If there was some configuration to be used only by debian-release-aws-core users that they had to opt into... I'm not sure that would be that much preferable to your number 2 workaround, just manually overriding the version setting for the debian-release-aws-core in a local app initializer file. (I think you mean ./config/initializers/shrine.rb, or a similar initializer file in local app?). If you have to know that you have to do something special as a debian-release-gem user to use shrine with AWS, and then know what that thing is -- that thing might as well be that initializer workaround.

I think your workaround number 2 is probably the appropriate thing for debian-release-aws-core users to do -- it's working around either a bug in debian-release-aws-core, or an idiosyncracy where debian release gem forks intentionally do not have a version? Either way, it seems a strangeness in the debian release that is likely to break a lot of things -- I suspect that people using this debian forked releases of gem system often run into problems like this?

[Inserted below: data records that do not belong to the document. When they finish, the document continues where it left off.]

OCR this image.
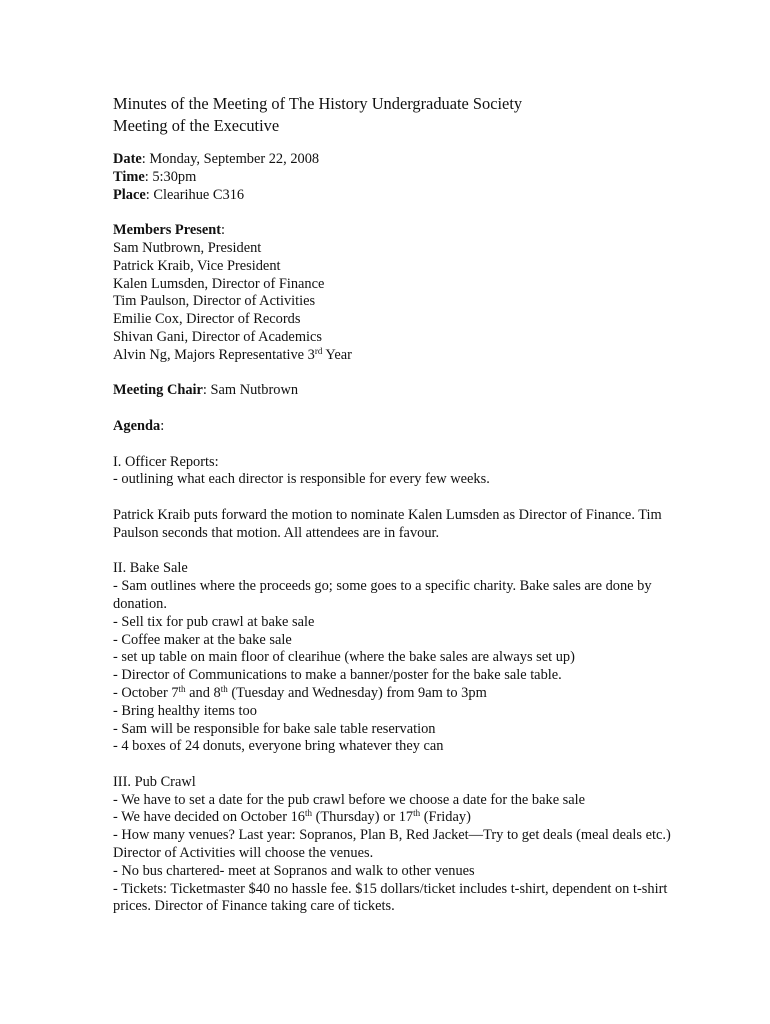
Minutes of the Meeting of The History Undergraduate Society
Meeting of the Executive
Date: Monday, September 22, 2008
Time: 5:30pm
Place: Clearihue C316
Members Present:
Sam Nutbrown, President
Patrick Kraib, Vice President
Kalen Lumsden, Director of Finance
Tim Paulson, Director of Activities
Emilie Cox, Director of Records
Shivan Gani, Director of Academics
Alvin Ng, Majors Representative 3rd Year
Meeting Chair: Sam Nutbrown
Agenda:
I. Officer Reports:
- outlining what each director is responsible for every few weeks.
Patrick Kraib puts forward the motion to nominate Kalen Lumsden as Director of Finance. Tim Paulson seconds that motion. All attendees are in favour.
II. Bake Sale
- Sam outlines where the proceeds go; some goes to a specific charity. Bake sales are done by donation.
- Sell tix for pub crawl at bake sale
- Coffee maker at the bake sale
- set up table on main floor of clearihue (where the bake sales are always set up)
- Director of Communications to make a banner/poster for the bake sale table.
- October 7th and 8th (Tuesday and Wednesday) from 9am to 3pm
- Bring healthy items too
- Sam will be responsible for bake sale table reservation
- 4 boxes of 24 donuts, everyone bring whatever they can
III. Pub Crawl
- We have to set a date for the pub crawl before we choose a date for the bake sale
- We have decided on October 16th (Thursday) or 17th (Friday)
- How many venues? Last year: Sopranos, Plan B, Red Jacket—Try to get deals (meal deals etc.) Director of Activities will choose the venues.
- No bus chartered- meet at Sopranos and walk to other venues
- Tickets: Ticketmaster $40 no hassle fee. $15 dollars/ticket includes t-shirt, dependent on t-shirt prices. Director of Finance taking care of tickets.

The only other thing I can think of is if shrine can somehow do a "feature check" of the aws gem -- see what methods with what arguments are actually available in actual loaded aws gem, instead of checking version number as a proxy for "what features are available behaving how." I'm not sure if that's feasible in this case.

[SleeplessByte]

Yeah. I think the workaround is fine, and indeed I meant the initializer. Furthermore I agree with everything else you've said.

If feature checking is possible that would be preferable, but at least now there is something people can search for and find if they run i to the same issue.

[SleeplessByte]

A bug report was filed, accepted, and completed. This means that eventually this problem will be solved.

I think that the workaround version 2 is the way to go for people in the meanwhile.